2012 discharge: European Insurance and Occupational Pensions Authority (EIOPA)
The Committee on Budgetary Control adopted the report by Petri SARVAMAA (EPP, FI) in which it recommended the European Parliament to grant discharge to the Executive Director of the European Insurance and Occupational Pensions Authority in respect of the implementation of the Authority's budget for the financial year 2012.
Noting that the Court of Auditors stated that it has obtained reasonable assurances that the annual accounts of the Authority for the financial year 2012 are reliable, and that the underlying transactions are legal and regular, Members approved the closure of the Authoritys accounts. They made, however, a number of recommendations that needed to be taken into account when the discharge is granted, in addition to the general recommendations that appear in the draft resolution on performance, financial management and control of EU agencies.

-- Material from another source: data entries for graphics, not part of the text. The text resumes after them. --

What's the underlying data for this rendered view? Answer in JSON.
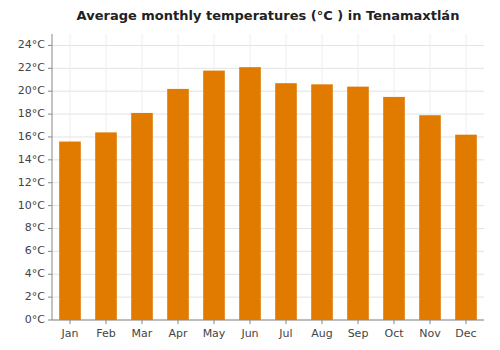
{
  "chart_data": {
    "type": "bar",
    "title": "Average monthly temperatures (°C ) in Tenamaxtlán",
    "categories": [
      "Jan",
      "Feb",
      "Mar",
      "Apr",
      "May",
      "Jun",
      "Jul",
      "Aug",
      "Sep",
      "Oct",
      "Nov",
      "Dec"
    ],
    "values": [
      15.6,
      16.4,
      18.1,
      20.2,
      21.8,
      22.1,
      20.7,
      20.6,
      20.4,
      19.5,
      17.9,
      16.2
    ],
    "color": "#E07B00",
    "ylim": [
      0,
      25
    ],
    "yticks": [
      {
        "value": 0,
        "label": "0°C"
      },
      {
        "value": 2,
        "label": "2°C"
      },
      {
        "value": 4,
        "label": "4°C"
      },
      {
        "value": 6,
        "label": "6°C"
      },
      {
        "value": 8,
        "label": "8°C"
      },
      {
        "value": 10,
        "label": "10°C"
      },
      {
        "value": 12,
        "label": "12°C"
      },
      {
        "value": 14,
        "label": "14°C"
      },
      {
        "value": 16,
        "label": "16°C"
      },
      {
        "value": 18,
        "label": "18°C"
      },
      {
        "value": 20,
        "label": "20°C"
      },
      {
        "value": 22,
        "label": "22°C"
      },
      {
        "value": 24,
        "label": "24°C"
      }
    ],
    "grid": true
  }
}
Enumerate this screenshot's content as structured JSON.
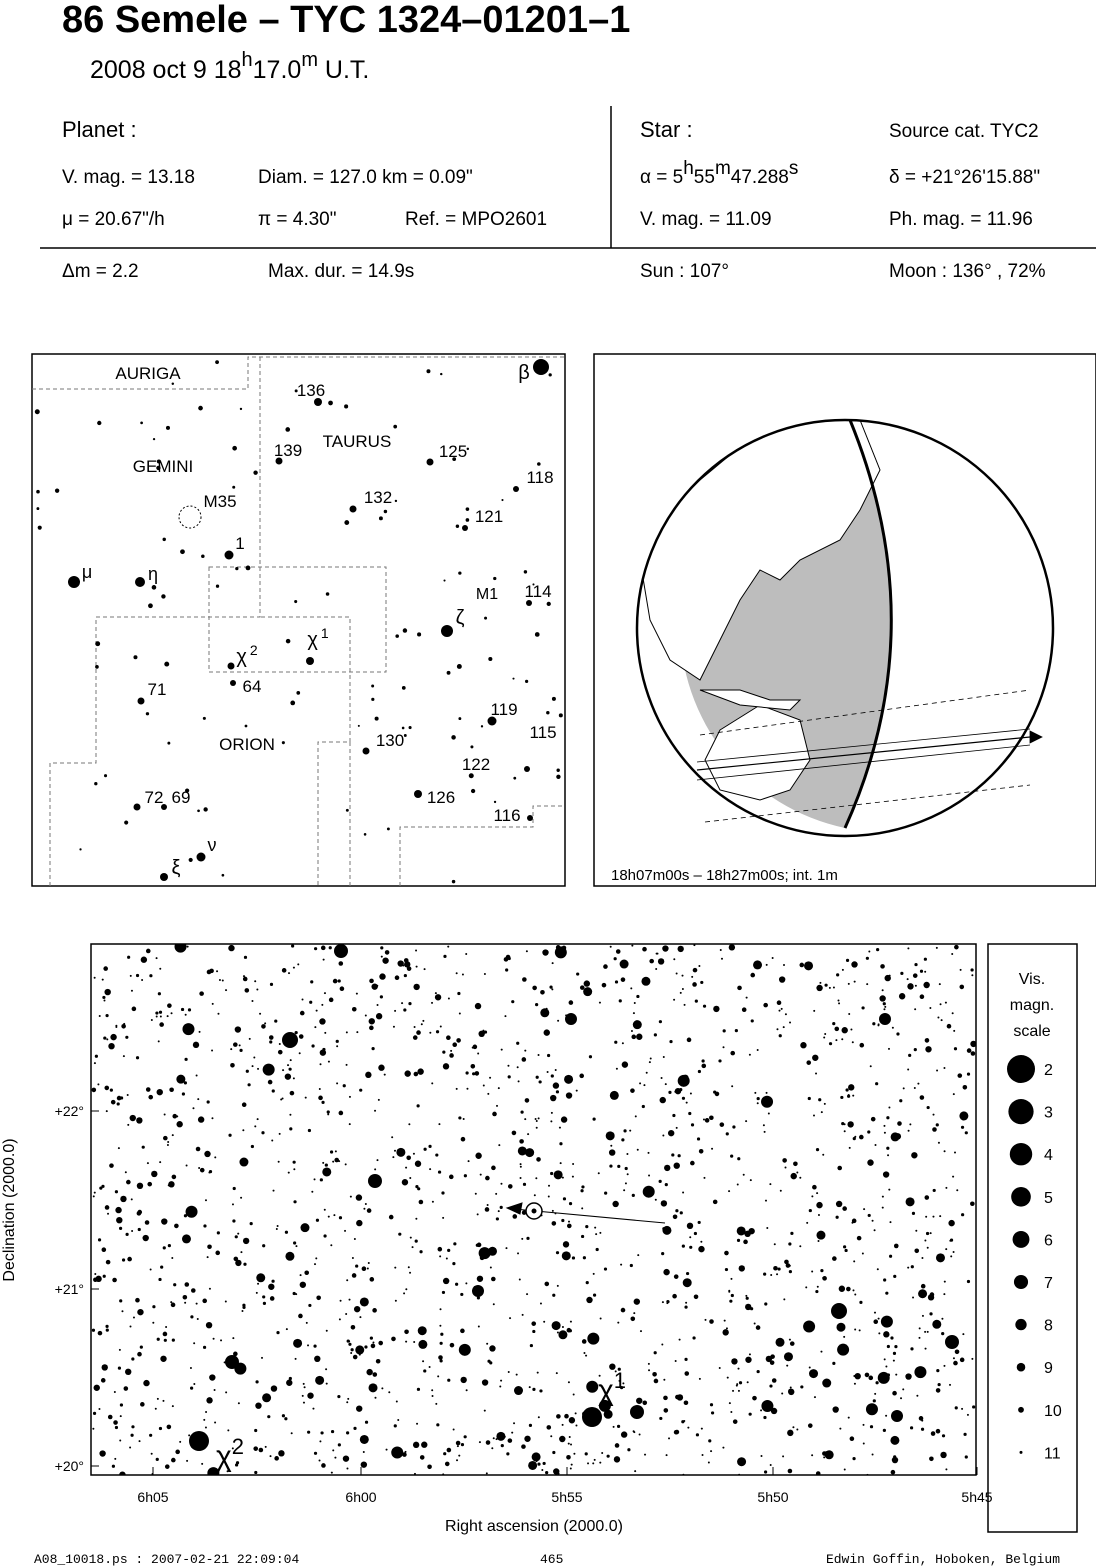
{
  "header": {
    "title": "86 Semele  –  TYC 1324–01201–1",
    "date": "2008 oct  9  18",
    "hour_unit": "h",
    "minutes": "17.0",
    "minute_unit": "m",
    "time_scale": " U.T."
  },
  "planet": {
    "heading": "Planet :",
    "vmag": "V. mag. = 13.18",
    "diam": "Diam. = 127.0 km = 0.09\"",
    "mu": "μ =  20.67\"/h",
    "pi": "π =  4.30\"",
    "ref": "Ref. = MPO2601"
  },
  "star": {
    "heading": "Star :",
    "source": "Source cat.  TYC2",
    "alpha_hours": "α =  5",
    "alpha_h": "h",
    "alpha_minutes": "55",
    "alpha_m": "m",
    "alpha_seconds": "47.288",
    "alpha_s": "s",
    "delta": "δ = +21°26'15.88\"",
    "vmag": "V. mag. = 11.09",
    "phmag": "Ph. mag. = 11.96"
  },
  "event": {
    "dm": "Δm = 2.2",
    "maxdur": "Max. dur. = 14.9s",
    "sun": "Sun : 107°",
    "moon": "Moon : 136° , 72%"
  },
  "finder": {
    "labels": [
      {
        "text": "AURIGA"
      },
      {
        "text": "GEMINI"
      },
      {
        "text": "TAURUS"
      },
      {
        "text": "ORION"
      },
      {
        "text": "M35"
      },
      {
        "text": "M1"
      },
      {
        "text": "136"
      },
      {
        "text": "139"
      },
      {
        "text": "125"
      },
      {
        "text": "132"
      },
      {
        "text": "118"
      },
      {
        "text": "121"
      },
      {
        "text": "1"
      },
      {
        "text": "114"
      },
      {
        "text": "71"
      },
      {
        "text": "64"
      },
      {
        "text": "130"
      },
      {
        "text": "119"
      },
      {
        "text": "115"
      },
      {
        "text": "122"
      },
      {
        "text": "72"
      },
      {
        "text": "69"
      },
      {
        "text": "126"
      },
      {
        "text": "116"
      },
      {
        "text": "β"
      },
      {
        "text": "μ"
      },
      {
        "text": "η"
      },
      {
        "text": "ζ"
      },
      {
        "text": "χ",
        "sup": "2"
      },
      {
        "text": "χ",
        "sup": "1"
      },
      {
        "text": "ν"
      },
      {
        "text": "ξ"
      }
    ]
  },
  "globe": {
    "caption": "18h07m00s – 18h27m00s; int.  1m"
  },
  "field": {
    "yticks": [
      "+22°",
      "+21°",
      "+20°"
    ],
    "xticks": [
      "6h05",
      "6h00",
      "5h55",
      "5h50",
      "5h45"
    ],
    "ylabel": "Declination (2000.0)",
    "xlabel": "Right ascension (2000.0)",
    "star_labels": [
      {
        "text": "χ",
        "sup": "1"
      },
      {
        "text": "χ",
        "sup": "2"
      }
    ]
  },
  "legend": {
    "title": [
      "Vis.",
      "magn.",
      "scale"
    ],
    "magnitudes": [
      2,
      3,
      4,
      5,
      6,
      7,
      8,
      9,
      10,
      11
    ]
  },
  "footer": {
    "file": "A08_10018.ps : 2007-02-21 22:09:04",
    "page": "465",
    "author": "Edwin Goffin, Hoboken, Belgium"
  }
}
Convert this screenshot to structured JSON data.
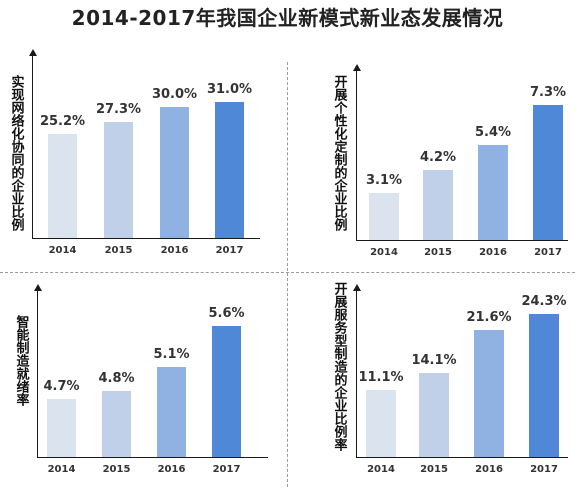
{
  "title": "2014-2017年我国企业新模式新业态发展情况",
  "colors": [
    "#dbe3ef",
    "#bfd0e8",
    "#8fb2e2",
    "#4f88d6"
  ],
  "chart_data": [
    {
      "type": "bar",
      "ylabel": "实现网络化协同的企业比例",
      "categories": [
        "2014",
        "2015",
        "2016",
        "2017"
      ],
      "values": [
        25.2,
        27.3,
        30.0,
        31.0
      ],
      "labels": [
        "25.2%",
        "27.3%",
        "30.0%",
        "31.0%"
      ]
    },
    {
      "type": "bar",
      "ylabel": "开展个性化定制的企业比例",
      "categories": [
        "2014",
        "2015",
        "2016",
        "2017"
      ],
      "values": [
        3.1,
        4.2,
        5.4,
        7.3
      ],
      "labels": [
        "3.1%",
        "4.2%",
        "5.4%",
        "7.3%"
      ]
    },
    {
      "type": "bar",
      "ylabel": "智能制造就绪率",
      "categories": [
        "2014",
        "2015",
        "2016",
        "2017"
      ],
      "values": [
        4.7,
        4.8,
        5.1,
        5.6
      ],
      "labels": [
        "4.7%",
        "4.8%",
        "5.1%",
        "5.6%"
      ]
    },
    {
      "type": "bar",
      "ylabel": "开展服务型制造的企业比例率",
      "categories": [
        "2014",
        "2015",
        "2016",
        "2017"
      ],
      "values": [
        11.1,
        14.1,
        21.6,
        24.3
      ],
      "labels": [
        "11.1%",
        "14.1%",
        "21.6%",
        "24.3%"
      ]
    }
  ]
}
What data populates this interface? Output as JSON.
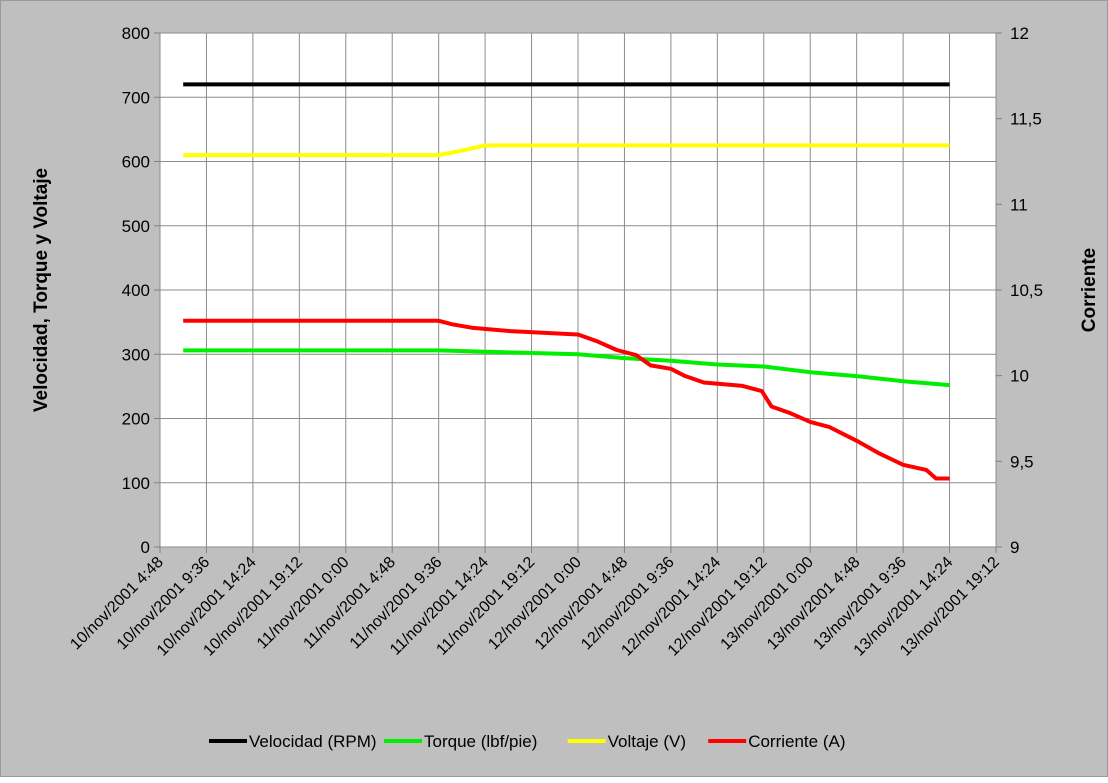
{
  "chart_data": {
    "type": "line",
    "title": "",
    "x_axis": {
      "type": "datetime",
      "tick_labels": [
        "10/nov/2001 4:48",
        "10/nov/2001 9:36",
        "10/nov/2001 14:24",
        "10/nov/2001 19:12",
        "11/nov/2001 0:00",
        "11/nov/2001 4:48",
        "11/nov/2001 9:36",
        "11/nov/2001 14:24",
        "11/nov/2001 19:12",
        "12/nov/2001 0:00",
        "12/nov/2001 4:48",
        "12/nov/2001 9:36",
        "12/nov/2001 14:24",
        "12/nov/2001 19:12",
        "13/nov/2001 0:00",
        "13/nov/2001 4:48",
        "13/nov/2001 9:36",
        "13/nov/2001 14:24",
        "13/nov/2001 19:12"
      ],
      "range": [
        "10/nov/2001 4:48",
        "13/nov/2001 19:12"
      ]
    },
    "y_left": {
      "label": "Velocidad,  Torque  y  Voltaje",
      "ylim": [
        0,
        800
      ],
      "ticks": [
        0,
        100,
        200,
        300,
        400,
        500,
        600,
        700,
        800
      ]
    },
    "y_right": {
      "label": "Corriente",
      "ylim": [
        9,
        12
      ],
      "ticks": [
        "9",
        "9,5",
        "10",
        "10,5",
        "11",
        "11,5",
        "12"
      ]
    },
    "grid": true,
    "legend_position": "bottom",
    "series": [
      {
        "name": "Velocidad (RPM)",
        "color": "#000000",
        "axis": "left",
        "points": [
          [
            "10/nov/2001 7:12",
            720
          ],
          [
            "13/nov/2001 14:24",
            720
          ]
        ]
      },
      {
        "name": "Torque (lbf/pie)",
        "color": "#00ee00",
        "axis": "left",
        "points": [
          [
            "10/nov/2001 7:12",
            306
          ],
          [
            "11/nov/2001 9:36",
            306
          ],
          [
            "11/nov/2001 14:24",
            304
          ],
          [
            "11/nov/2001 19:12",
            302
          ],
          [
            "12/nov/2001 0:00",
            300
          ],
          [
            "12/nov/2001 4:48",
            294
          ],
          [
            "12/nov/2001 9:36",
            290
          ],
          [
            "12/nov/2001 14:24",
            284
          ],
          [
            "12/nov/2001 19:12",
            281
          ],
          [
            "13/nov/2001 0:00",
            272
          ],
          [
            "13/nov/2001 4:48",
            266
          ],
          [
            "13/nov/2001 9:36",
            258
          ],
          [
            "13/nov/2001 14:24",
            252
          ]
        ]
      },
      {
        "name": "Voltaje (V)",
        "color": "#ffff00",
        "axis": "left",
        "points": [
          [
            "10/nov/2001 7:12",
            610
          ],
          [
            "11/nov/2001 9:36",
            610
          ],
          [
            "11/nov/2001 12:00",
            617
          ],
          [
            "11/nov/2001 14:24",
            625
          ],
          [
            "13/nov/2001 14:24",
            625
          ]
        ]
      },
      {
        "name": "Corriente (A)",
        "color": "#ff0000",
        "axis": "right",
        "points": [
          [
            "10/nov/2001 7:12",
            10.32
          ],
          [
            "11/nov/2001 9:36",
            10.32
          ],
          [
            "11/nov/2001 11:00",
            10.3
          ],
          [
            "11/nov/2001 13:00",
            10.28
          ],
          [
            "11/nov/2001 17:00",
            10.26
          ],
          [
            "12/nov/2001 0:00",
            10.24
          ],
          [
            "12/nov/2001 2:00",
            10.2
          ],
          [
            "12/nov/2001 4:00",
            10.15
          ],
          [
            "12/nov/2001 6:00",
            10.12
          ],
          [
            "12/nov/2001 7:30",
            10.06
          ],
          [
            "12/nov/2001 9:36",
            10.04
          ],
          [
            "12/nov/2001 11:00",
            10.0
          ],
          [
            "12/nov/2001 13:00",
            9.96
          ],
          [
            "12/nov/2001 17:00",
            9.94
          ],
          [
            "12/nov/2001 19:00",
            9.91
          ],
          [
            "12/nov/2001 20:00",
            9.82
          ],
          [
            "12/nov/2001 22:00",
            9.78
          ],
          [
            "13/nov/2001 0:00",
            9.73
          ],
          [
            "13/nov/2001 2:00",
            9.7
          ],
          [
            "13/nov/2001 4:48",
            9.62
          ],
          [
            "13/nov/2001 7:00",
            9.55
          ],
          [
            "13/nov/2001 9:36",
            9.48
          ],
          [
            "13/nov/2001 12:00",
            9.45
          ],
          [
            "13/nov/2001 13:00",
            9.4
          ],
          [
            "13/nov/2001 14:24",
            9.4
          ]
        ]
      }
    ]
  }
}
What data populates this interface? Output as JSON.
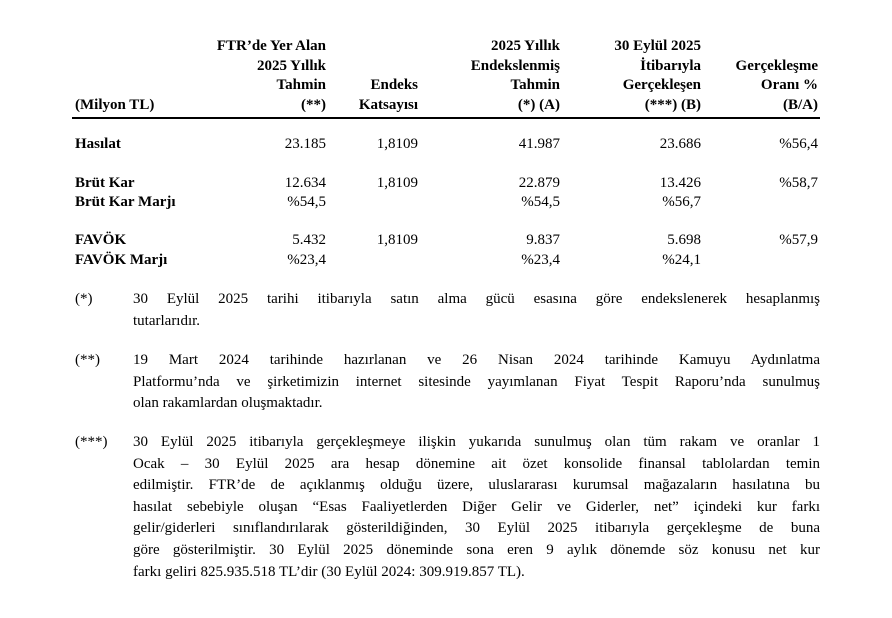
{
  "table": {
    "headers": [
      {
        "lines": [
          "(Milyon TL)"
        ]
      },
      {
        "lines": [
          "FTR’de Yer Alan",
          "2025 Yıllık",
          "Tahmin",
          "(**)"
        ]
      },
      {
        "lines": [
          "Endeks",
          "Katsayısı"
        ]
      },
      {
        "lines": [
          "2025 Yıllık",
          "Endekslenmiş",
          "Tahmin",
          "(*) (A)"
        ]
      },
      {
        "lines": [
          "30 Eylül 2025",
          "İtibarıyla",
          "Gerçekleşen",
          "(***) (B)"
        ]
      },
      {
        "lines": [
          "Gerçekleşme",
          "Oranı %",
          "(B/A)"
        ]
      }
    ],
    "rows": [
      {
        "label": "Hasılat",
        "values": [
          "23.185",
          "1,8109",
          "41.987",
          "23.686",
          "%56,4"
        ]
      },
      {
        "label": "Brüt Kar",
        "values": [
          "12.634",
          "1,8109",
          "22.879",
          "13.426",
          "%58,7"
        ]
      },
      {
        "label": "Brüt Kar Marjı",
        "values": [
          "%54,5",
          "",
          "%54,5",
          "%56,7",
          ""
        ]
      },
      {
        "label": "FAVÖK",
        "values": [
          "5.432",
          "1,8109",
          "9.837",
          "5.698",
          "%57,9"
        ]
      },
      {
        "label": "FAVÖK Marjı",
        "values": [
          "%23,4",
          "",
          "%23,4",
          "%24,1",
          ""
        ]
      }
    ]
  },
  "footnotes": [
    {
      "mark": "(*)",
      "lines": [
        "30 Eylül 2025 tarihi itibarıyla satın alma gücü esasına göre endekslenerek hesaplanmış",
        "tutarlarıdır."
      ]
    },
    {
      "mark": "(**)",
      "lines": [
        "19 Mart 2024 tarihinde hazırlanan ve 26 Nisan 2024 tarihinde Kamuyu Aydınlatma",
        "Platformu’nda ve şirketimizin internet sitesinde yayımlanan Fiyat Tespit Raporu’nda sunulmuş",
        "olan rakamlardan oluşmaktadır."
      ]
    },
    {
      "mark": "(***)",
      "lines": [
        "30 Eylül 2025 itibarıyla gerçekleşmeye ilişkin yukarıda sunulmuş olan tüm rakam ve oranlar 1",
        "Ocak – 30 Eylül 2025 ara hesap dönemine ait özet konsolide finansal tablolardan temin",
        "edilmiştir. FTR’de de açıklanmış olduğu üzere, uluslararası kurumsal mağazaların hasılatına bu",
        "hasılat sebebiyle oluşan “Esas Faaliyetlerden Diğer Gelir ve Giderler, net” içindeki kur farkı",
        "gelir/giderleri sınıflandırılarak gösterildiğinden, 30 Eylül 2025 itibarıyla gerçekleşme de buna",
        "göre gösterilmiştir. 30 Eylül 2025 döneminde sona eren 9 aylık dönemde söz konusu net kur",
        "farkı geliri 825.935.518 TL’dir (30 Eylül 2024: 309.919.857 TL)."
      ]
    }
  ]
}
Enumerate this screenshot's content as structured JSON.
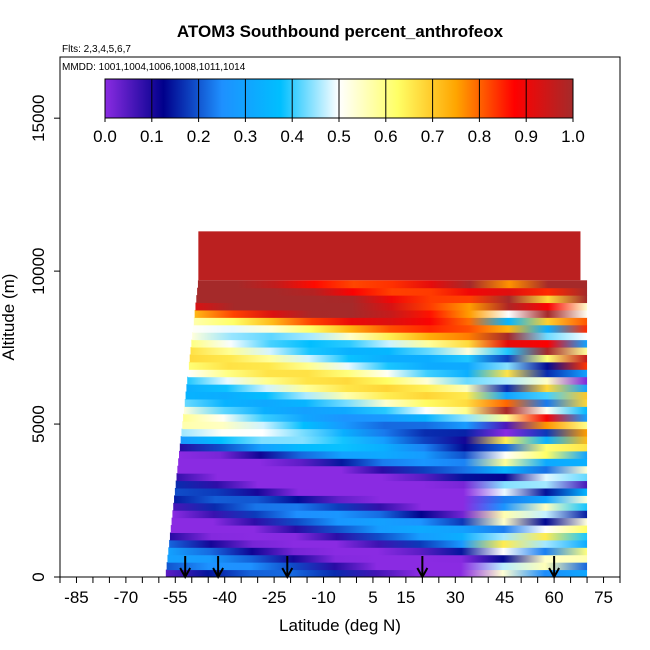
{
  "chart_data": {
    "type": "heatmap",
    "title": "ATOM3 Southbound percent_anthrofeox",
    "flights_label": "Flts: 2,3,4,5,6,7",
    "dates_label": "MMDD: 1001,1004,1006,1008,1011,1014",
    "xlabel": "Latitude (deg N)",
    "ylabel": "Altitude (m)",
    "xlim": [
      -90,
      80
    ],
    "ylim": [
      0,
      17000
    ],
    "x_ticks": [
      -85,
      -70,
      -55,
      -40,
      -25,
      -10,
      5,
      15,
      30,
      45,
      60,
      75
    ],
    "y_ticks": [
      0,
      5000,
      10000,
      15000
    ],
    "colorbar": {
      "ticks": [
        "0.0",
        "0.1",
        "0.2",
        "0.3",
        "0.4",
        "0.5",
        "0.6",
        "0.7",
        "0.8",
        "0.9",
        "1.0"
      ],
      "range": [
        0,
        1
      ],
      "stops": [
        "#8a2be2",
        "#00008b",
        "#1e90ff",
        "#00bfff",
        "#ffffff",
        "#ffff66",
        "#ffa500",
        "#ff0000",
        "#a52a2a"
      ]
    },
    "arrow_latitudes": [
      -52,
      -42,
      -21,
      20,
      60
    ],
    "grid": false,
    "legend_placement": "top"
  }
}
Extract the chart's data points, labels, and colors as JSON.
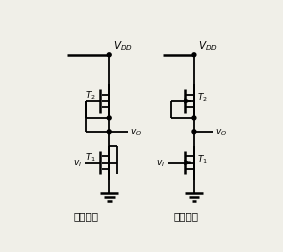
{
  "bg_color": "#f0efe8",
  "line_color": "black",
  "lw": 1.3,
  "title1": "实际电路",
  "title2": "简化电路",
  "label_vdd": "$V_{DD}$",
  "label_vo": "$v_O$",
  "label_vi": "$v_I$",
  "label_t1": "$T_1$",
  "label_t2": "$T_2$",
  "font_size": 7.5,
  "label_font_size": 6.5
}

- Financing, budget and financial management: Members noted that budget monitoring efforts during the financial year 2012 resulted in an overall budget implementation rate of 90.63%. They noted with concern that the payment appropriations execution rate was 67.21%.
- Carryovers: Members regretted that the carry-over of committed appropriations to 2013 was very high for title III (operational expenditure) at 79% of total appropriations even if they acknowledged that this is mainly the result of the complexity and of the lengthy duration of one IT procurement procedure. They also regretted that one contract related to the design of a financial database was subdivided into four lots of EUR 60 000 each, which were all directly awarded to two companies. According to the Members, an open or restricted procedure should have been applied and that the related commitments and payments are thus irregular.
Members also made a series of observations on transfers, procurement and recruitment procedures as well as comments on internal controls.
Lastly, they acknowledged that the Authority adopted its Ethics Rules in 2011 and established specific provisions for its Stakeholders Groups and Board of Appeal to handle potential conflicts of interests. They called on the Authority to inform the discharge authority whether it intends to review its Ethic Rules on the basis of the Commission's Guidelines.